Açores e Madeira têm muito a ganhar em estreitar relações comerciais

O presidente da Câmara de Comércio e Indústria de Angra do Heroísmo acredita que Açores e Madeira podem estreitar laços comerciais, mas defende um reforço de transportes aéreos e, sobretudo, marítimos.

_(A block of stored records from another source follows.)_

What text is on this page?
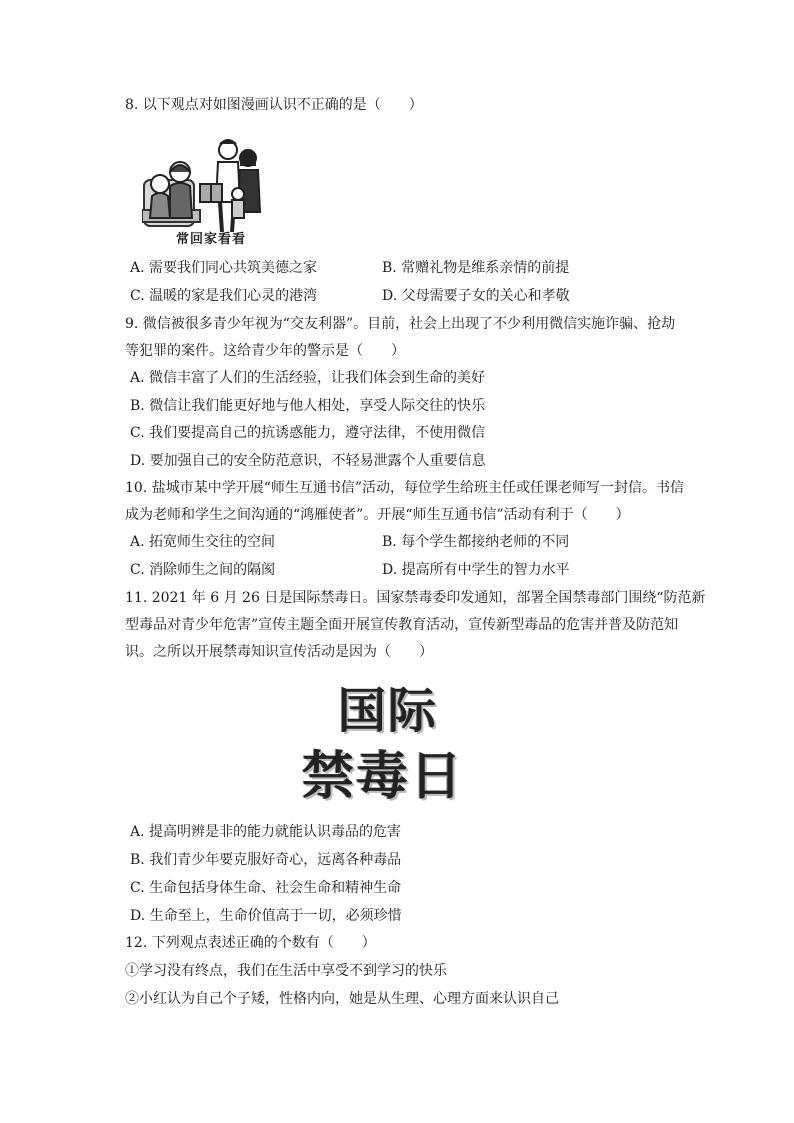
8. 以下观点对如图漫画认识不正确的是（　　）
常回家看看
A. 需要我们同心共筑美德之家	B. 常赠礼物是维系亲情的前提
C. 温暖的家是我们心灵的港湾	D. 父母需要子女的关心和孝敬
9. 微信被很多青少年视为“交友利器”。目前，社会上出现了不少利用微信实施诈骗、抢劫
等犯罪的案件。这给青少年的警示是（　　）
A. 微信丰富了人们的生活经验，让我们体会到生命的美好
B. 微信让我们能更好地与他人相处，享受人际交往的快乐
C. 我们要提高自己的抗诱惑能力，遵守法律，不使用微信
D. 要加强自己的安全防范意识，不轻易泄露个人重要信息
10. 盐城市某中学开展“师生互通书信”活动，每位学生给班主任或任课老师写一封信。书信
成为老师和学生之间沟通的“鸿雁使者”。开展“师生互通书信”活动有利于（　　）
A. 拓宽师生交往的空间	B. 每个学生都接纳老师的不同
C. 消除师生之间的隔阂	D. 提高所有中学生的智力水平
11. 2021 年 6 月 26 日是国际禁毒日。国家禁毒委印发通知，部署全国禁毒部门围绕“防范新
型毒品对青少年危害”宣传主题全面开展宣传教育活动，宣传新型毒品的危害并普及防范知
识。之所以开展禁毒知识宣传活动是因为（　　）
国际
禁毒日
A. 提高明辨是非的能力就能认识毒品的危害
B. 我们青少年要克服好奇心，远离各种毒品
C. 生命包括身体生命、社会生命和精神生命
D. 生命至上，生命价值高于一切，必须珍惜
12. 下列观点表述正确的个数有（　　）
①学习没有终点，我们在生活中享受不到学习的快乐
②小红认为自己个子矮，性格内向，她是从生理、心理方面来认识自己
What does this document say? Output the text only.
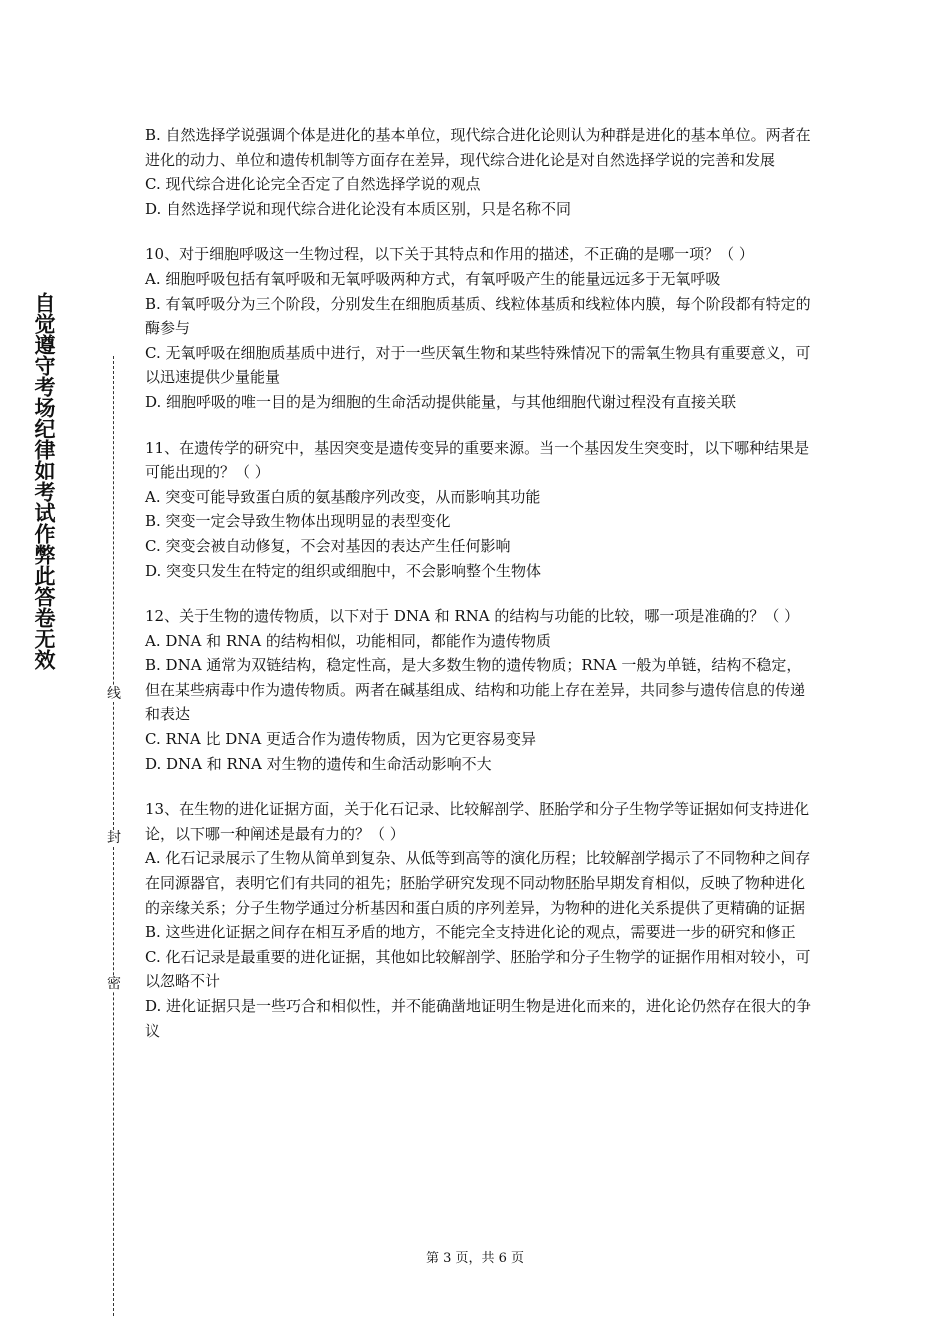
自觉遵守考场纪律如考试作弊此答卷无效
线
封
密
B. 自然选择学说强调个体是进化的基本单位，现代综合进化论则认为种群是进化的基本单位。两者在进化的动力、单位和遗传机制等方面存在差异，现代综合进化论是对自然选择学说的完善和发展
C. 现代综合进化论完全否定了自然选择学说的观点
D. 自然选择学说和现代综合进化论没有本质区别，只是名称不同
10、对于细胞呼吸这一生物过程，以下关于其特点和作用的描述，不正确的是哪一项？（ ）
A. 细胞呼吸包括有氧呼吸和无氧呼吸两种方式，有氧呼吸产生的能量远远多于无氧呼吸
B. 有氧呼吸分为三个阶段，分别发生在细胞质基质、线粒体基质和线粒体内膜，每个阶段都有特定的酶参与
C. 无氧呼吸在细胞质基质中进行，对于一些厌氧生物和某些特殊情况下的需氧生物具有重要意义，可以迅速提供少量能量
D. 细胞呼吸的唯一目的是为细胞的生命活动提供能量，与其他细胞代谢过程没有直接关联
11、在遗传学的研究中，基因突变是遗传变异的重要来源。当一个基因发生突变时，以下哪种结果是可能出现的？（ ）
A. 突变可能导致蛋白质的氨基酸序列改变，从而影响其功能
B. 突变一定会导致生物体出现明显的表型变化
C. 突变会被自动修复，不会对基因的表达产生任何影响
D. 突变只发生在特定的组织或细胞中，不会影响整个生物体
12、关于生物的遗传物质，以下对于 DNA 和 RNA 的结构与功能的比较，哪一项是准确的？（ ）
A. DNA 和 RNA 的结构相似，功能相同，都能作为遗传物质
B. DNA 通常为双链结构，稳定性高，是大多数生物的遗传物质；RNA 一般为单链，结构不稳定，但在某些病毒中作为遗传物质。两者在碱基组成、结构和功能上存在差异，共同参与遗传信息的传递和表达
C. RNA 比 DNA 更适合作为遗传物质，因为它更容易变异
D. DNA 和 RNA 对生物的遗传和生命活动影响不大
13、在生物的进化证据方面，关于化石记录、比较解剖学、胚胎学和分子生物学等证据如何支持进化论，以下哪一种阐述是最有力的？（ ）
A. 化石记录展示了生物从简单到复杂、从低等到高等的演化历程；比较解剖学揭示了不同物种之间存在同源器官，表明它们有共同的祖先；胚胎学研究发现不同动物胚胎早期发育相似，反映了物种进化的亲缘关系；分子生物学通过分析基因和蛋白质的序列差异，为物种的进化关系提供了更精确的证据
B. 这些进化证据之间存在相互矛盾的地方，不能完全支持进化论的观点，需要进一步的研究和修正
C. 化石记录是最重要的进化证据，其他如比较解剖学、胚胎学和分子生物学的证据作用相对较小，可以忽略不计
D. 进化证据只是一些巧合和相似性，并不能确凿地证明生物是进化而来的，进化论仍然存在很大的争议
第 3 页，共 6 页
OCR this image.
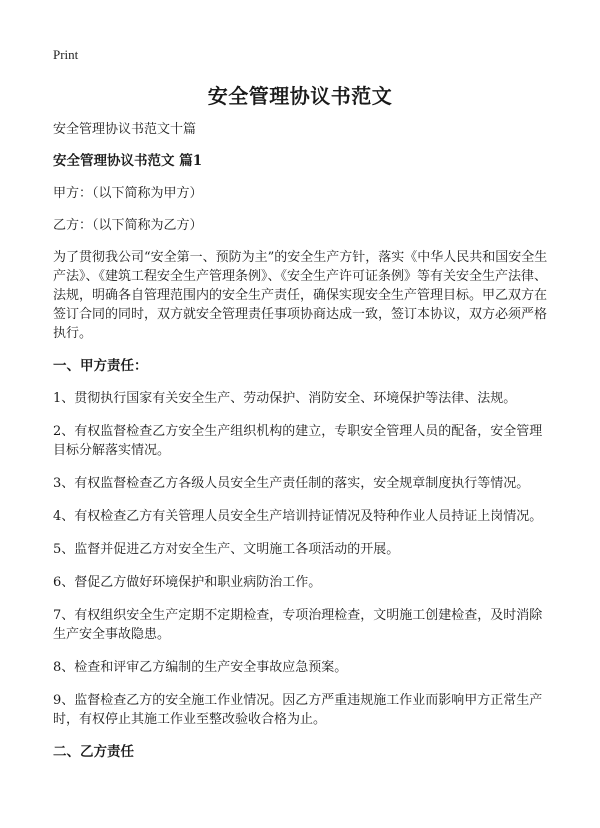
Print
安全管理协议书范文

安全管理协议书范文十篇

安全管理协议书范文 篇1

甲方：（以下简称为甲方）

乙方：（以下简称为乙方）

为了贯彻我公司“安全第一、预防为主”的安全生产方针，落实《中华人民共和国安全生产法》、《建筑工程安全生产管理条例》、《安全生产许可证条例》等有关安全生产法律、法规，明确各自管理范围内的安全生产责任，确保实现安全生产管理目标。甲乙双方在签订合同的同时，双方就安全管理责任事项协商达成一致，签订本协议，双方必须严格执行。

一、甲方责任：

1、贯彻执行国家有关安全生产、劳动保护、消防安全、环境保护等法律、法规。

2、有权监督检查乙方安全生产组织机构的建立，专职安全管理人员的配备，安全管理目标分解落实情况。

3、有权监督检查乙方各级人员安全生产责任制的落实，安全规章制度执行等情况。

4、有权检查乙方有关管理人员安全生产培训持证情况及特种作业人员持证上岗情况。

5、监督并促进乙方对安全生产、文明施工各项活动的开展。

6、督促乙方做好环境保护和职业病防治工作。

7、有权组织安全生产定期不定期检查，专项治理检查，文明施工创建检查，及时消除生产安全事故隐患。

8、检查和评审乙方编制的生产安全事故应急预案。

9、监督检查乙方的安全施工作业情况。因乙方严重违规施工作业而影响甲方正常生产时，有权停止其施工作业至整改验收合格为止。

二、乙方责任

A Câmara de Comércio e Indústria de Angra do Heroísmo (CCIAH) participou, este ano, na Expo Madeira. O que motivou esta deslocação? Há um potencial de cooperação por explorar entre os dois arquipélagos?
A nossa presença teve como objetivo essencial promover a nova rota Terceira/Funchal/Terceira junto dos madeirenses e juntos dos operadores turísticos daquela região, dando-lhes a conhecer a Terceira como destino e como porta de entrada para os Açores e para o Grupo Central. A verdade é que acabou por ser muito mais do que isso. Da reunião com a Associação Comercial e Industrial do Funchal (ACIF) ficou clara a ideia de que as regiões têm muito a ganhar em estreitar as suas relações comerciais e isso passa por uma aproximação entre o tecido empresarial das duas regiões. Ficou assente realizarmos uma reunião entre a Câmara de Comércio e Indústria dos Açores (CCIA) e a ACIF, facto que transmitirei aos meus colegas das restantes câmaras de comércio, no sentido de agendarmos esse encontro e procurarmos pontos comuns que nos permitam crescer, por exemplo, nos transportes marítimos, entre outros.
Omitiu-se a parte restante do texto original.